Creio que Gilberto Freyre (1900/1987) foi o sociólogo mais conhecido e ativo do país. Desde muito cedo me acostumei a vê-lo em ação, viajando, proferindo conferências, debatendo, participando. Não o conheci em pessoa, embora trocássemos algumas cartas sobre autores cujas obras comentei. Parece que um certo temor provinciano de encarar o mestre consagrado em todo o mundo me inibiu de visitá-lo. Quando me decidi já era tarde. Conheci, porém, sua viúva, D. Madalena, que Jandira e eu visitamos no Solar de Apipucos, em cuja companhia passamos uma tarde. Ela foi muito gentil e nos recebeu com alegria, oferecendo-me o último livro por ele publicado.

Gilberto Freyre foi autor de uma obra vasta e significativa, destacando-se como seu carro-chefe o monumental livro “Casa Grande & Senzala”, conhecido e louvado em todo o mundo e que realizou a primeira tentativa de uma interpretação do Brasil. É um brado contra o racismo, em especial contra o negro, que todo brasileiro deveria conhecer e evidencia o absurdo do preconceito que vem crescendo entre nós. Dentre os numerosos estudos sobre a obra de Freyre merece referência o livro “Gilberto Freyre – Uma interpretação do Brasil”, publicado pela Biblioteca Nacional em 1989. O volume contém substanciosa introdução de autoria de Marcus Venício Toledo Ribeiro, assessor da Direção Geral da Biblioteca Nacional. Após algumas notas sobre a vida colegial do escritor, registra a ampla e variada repercussão do livro, aqui e alhures. É impressionante a quantidade e a variedade de manifestações, desde os mais renomados intelectuais até gente do povo, cordelistas e leitores em geral. Registra também os Seminários de Tropicologia cujos trabalhos eram publicados na excelente revista “Ciência & Trópico”, editada pela Fundação Joaquim Nabuco.
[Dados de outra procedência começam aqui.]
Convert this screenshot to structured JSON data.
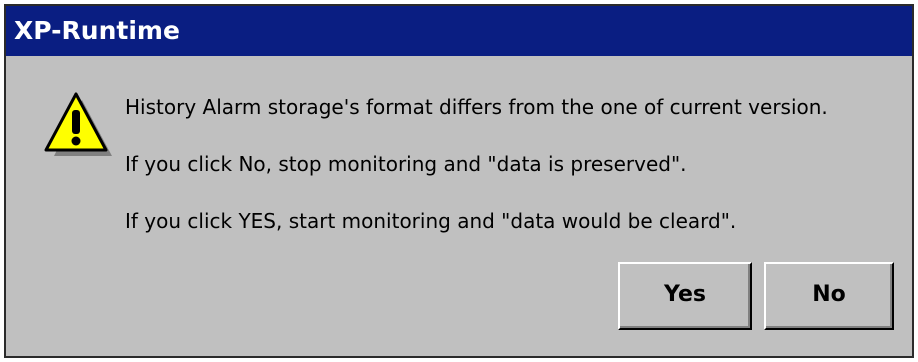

O livro é rico em material iconográfico, estampando inclusive a célebre poltrona em que Gilberto escrevia, espalhando as páginas pelo chão e cercado de livros e papéis. Trata-se, enfim, de um excelente aperitivo para quem pretenda conhecer melhor a obra do autor.

Outro livro, este de autoria do próprio Gilberto, e que merece leitura é “Apipucos – Que há num nome?”, publicado pela Editora Massangana (Recife – 1983).  Trata-se de um livro-álbum, muito bem ilustrado, em que ele desvenda aos olhos do leitor o bairro de Apipucos, no Recife, onde edificou o célebre solar e instalou o “bunker” em que produzia e ganhava o país e o mundo. Escrito com visível sentimento, o livro revela detalhes sobre o bairro, a floresta muito bem cuidada, a lagoa e os canoeiros, as lavadeiras, árvores de destaque que são verdadeiros monumentos vegetais, detalhes do solar, inclusive as paredes revestidas de azulejos portugueses, as imponentes casas da vizinhança, entre elas a de Delmiro Gouveia, figura que muito se destacou na história da região. É uma visão lírica e agradável de um dos tantos recifes que compõem o Recife. A presença de Gilberto fez dele um recanto conhecido em todo o país e por numerosos visitantes que acorriam de várias partes do mundo. É um livro admirável e que merece ser lido.

Diante disso, é fácil entender por que o Mestre de Apipucos é uma ausência muito sentida no cenário cultural.

 

Obs.: Texto escrito no Natal de 2022.

Enéas Athanázio: escritor e jurista catarinense, uma das maiores autoridades do país sobre cultura indígena, colunista da revista Blumenau em Cadernos e do jornal Página 3, é autor de mais de cinquenta livros, entre eles Meu chão, O perto e o longe e O pó da estrada.